Jacques Chirac a fixé vendredi la date du référendum de ratification du traité constitutionnel européen après avoir rencontré tous les chefs de partis représentés au parlement. Ce sera le dimanche 29 mai. La date n'a pas été facile à déterminer. Il fallait aller le plus vite possible, ne pas donner l'impression de se précipiter et tenir compte des jours fériés du mois de mai qui interdisaient le 8 et le 15.

Aller le plus vite possible pour que ne s'installe pas une dynamique du non, comme celle qui a failli condamner le traité de Maastricht en 1992. A quelques mois du scrutin, les intentions de vote étaient à peu près celles d'aujourd'hui pour la Constitution (60% de oui, 40% de non) – le traité fut adopté par 51% des voix le 20 septembre 1992. Eviter de se précipiter, pour qu'il y ait une vraie campagne d'explication et pour que les partisans du non (qui auraient voulu reculer la date) ne puissent pas crier au débat tronqué.
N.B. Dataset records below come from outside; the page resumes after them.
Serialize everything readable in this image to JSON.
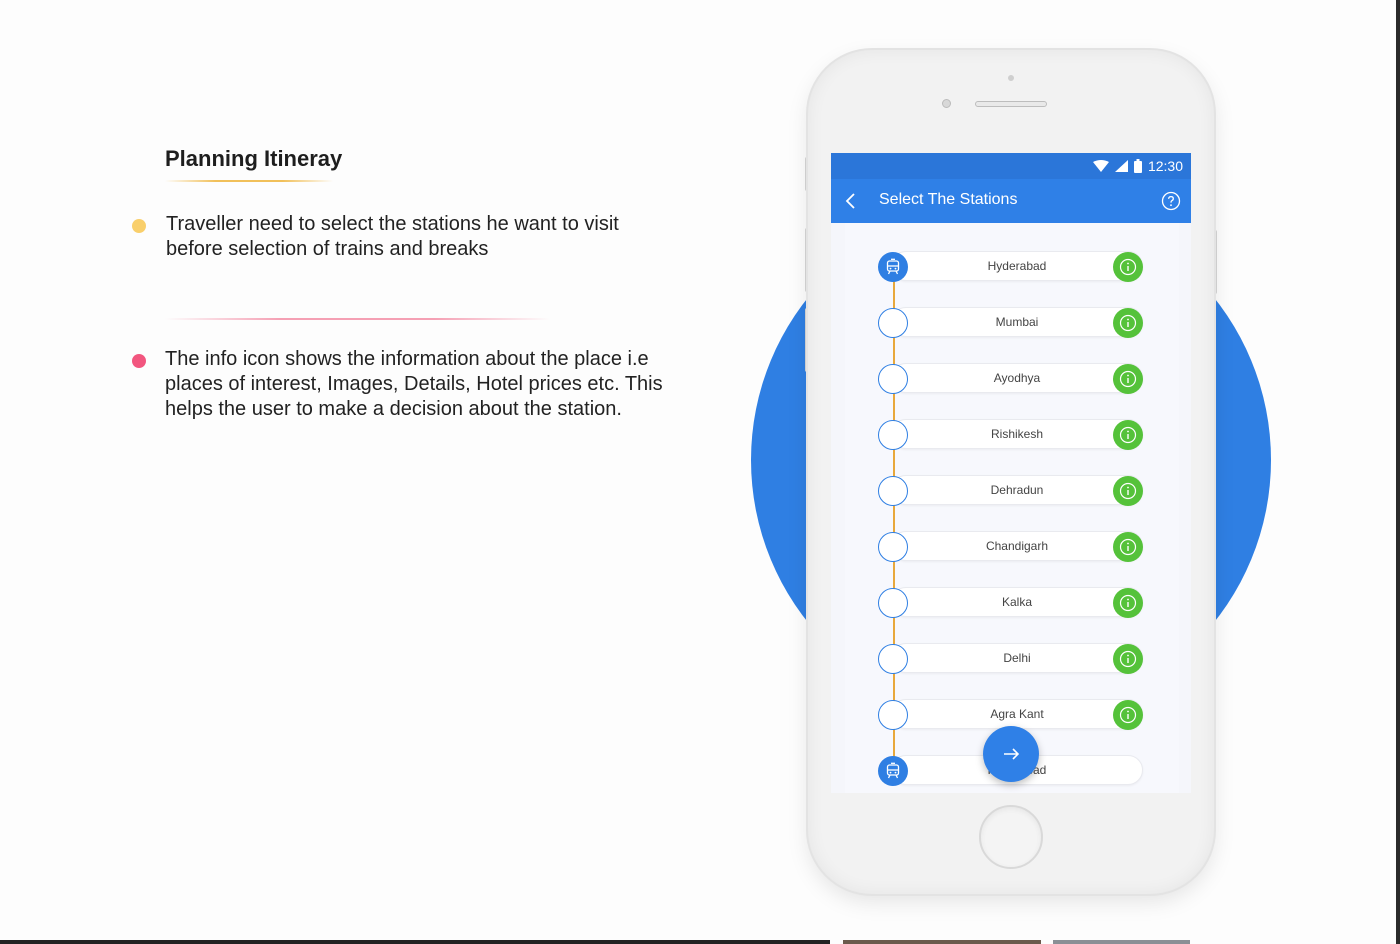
{
  "section": {
    "title": "Planning Itineray",
    "bullets": [
      {
        "text": "Traveller need to select the stations he want to visit before selection of trains and breaks",
        "color": "#f9cf6b"
      },
      {
        "text": "The info icon shows the information about the place i.e places of interest, Images, Details, Hotel prices etc. This helps the user to make a decision about the station.",
        "color": "#f2567f"
      }
    ]
  },
  "phone": {
    "status_bar": {
      "time": "12:30",
      "icons": [
        "wifi-icon",
        "signal-icon",
        "battery-icon"
      ]
    },
    "app_bar": {
      "title": "Select The Stations",
      "back_icon": "chevron-left-icon",
      "help_icon": "help-circle-icon"
    },
    "stations": [
      {
        "name": "Hyderabad",
        "node": "train-icon"
      },
      {
        "name": "Mumbai",
        "node": "empty"
      },
      {
        "name": "Ayodhya",
        "node": "empty"
      },
      {
        "name": "Rishikesh",
        "node": "empty"
      },
      {
        "name": "Dehradun",
        "node": "empty"
      },
      {
        "name": "Chandigarh",
        "node": "empty"
      },
      {
        "name": "Kalka",
        "node": "empty"
      },
      {
        "name": "Delhi",
        "node": "empty"
      },
      {
        "name": "Agra Kant",
        "node": "empty"
      },
      {
        "name": "Hyderabad",
        "node": "train-icon"
      }
    ],
    "fab_icon": "arrow-right-icon",
    "colors": {
      "primary": "#2f80e7",
      "info": "#55c23a",
      "route": "#e8a83c"
    }
  }
}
La campagne électorale durera douze semaines. En fait, elle a commencé à la fin de l'année dernière pendant le débat interne du Parti socialiste. Jacques Chirac n'a pas attendu pour lancer la sienne. Samedi dernier, il rétorquait à une personne qui l'interpellait lors de sa visite rituelle au Salon de l'Agriculture en attaquant la Constitution: «Laissez-moi vous dire une chose: si vous voulez vous tirer une balle dans le pied, faites-le, mais après, ne protestez pas. C'est une connerie, je vous le dis.» Trois jours plus tard, il s'exprimait en des termes plus choisis pour souligner que la Constitution européenne «affirme un modèle de développement économique et social fondé sur la solidarité».

Plusieurs éléments ont conduit le président à avancer un référendum prévu d'abord en automne, puis en juin: les sondages, qui enregistrent une érosion régulière du oui (inversée légèrement lors de la dernière vague d'enquêtes); la part importante d'indécis (de 35 à 40% selon les instituts); le succès des manifestations contre la politique du gouvernement, qui exprime un mécontentement croissant; la décision de la CGT de faire campagne pour le non et de désavouer ainsi son secrétaire national, Bernard Thibault, qui ne voulait pas donner de consigne; et les tensions qui se développent dans les deux principales formations politiques favorables à la ratification, l'UMP et le PS.

A l'UMP, la question de l'adhésion de la Turquie trouble les esprits. Le président du parti, Nicolas Sarkozy, a promis une campagne énergique et sans réserve, en ajoutant que voter oui était la meilleure manière de se donner les moyens d'éviter cette adhésion. Les cadres du parti majoritaire constatent cependant que leur électorat n'est pas rassuré et reste tenté par un non anti-turc.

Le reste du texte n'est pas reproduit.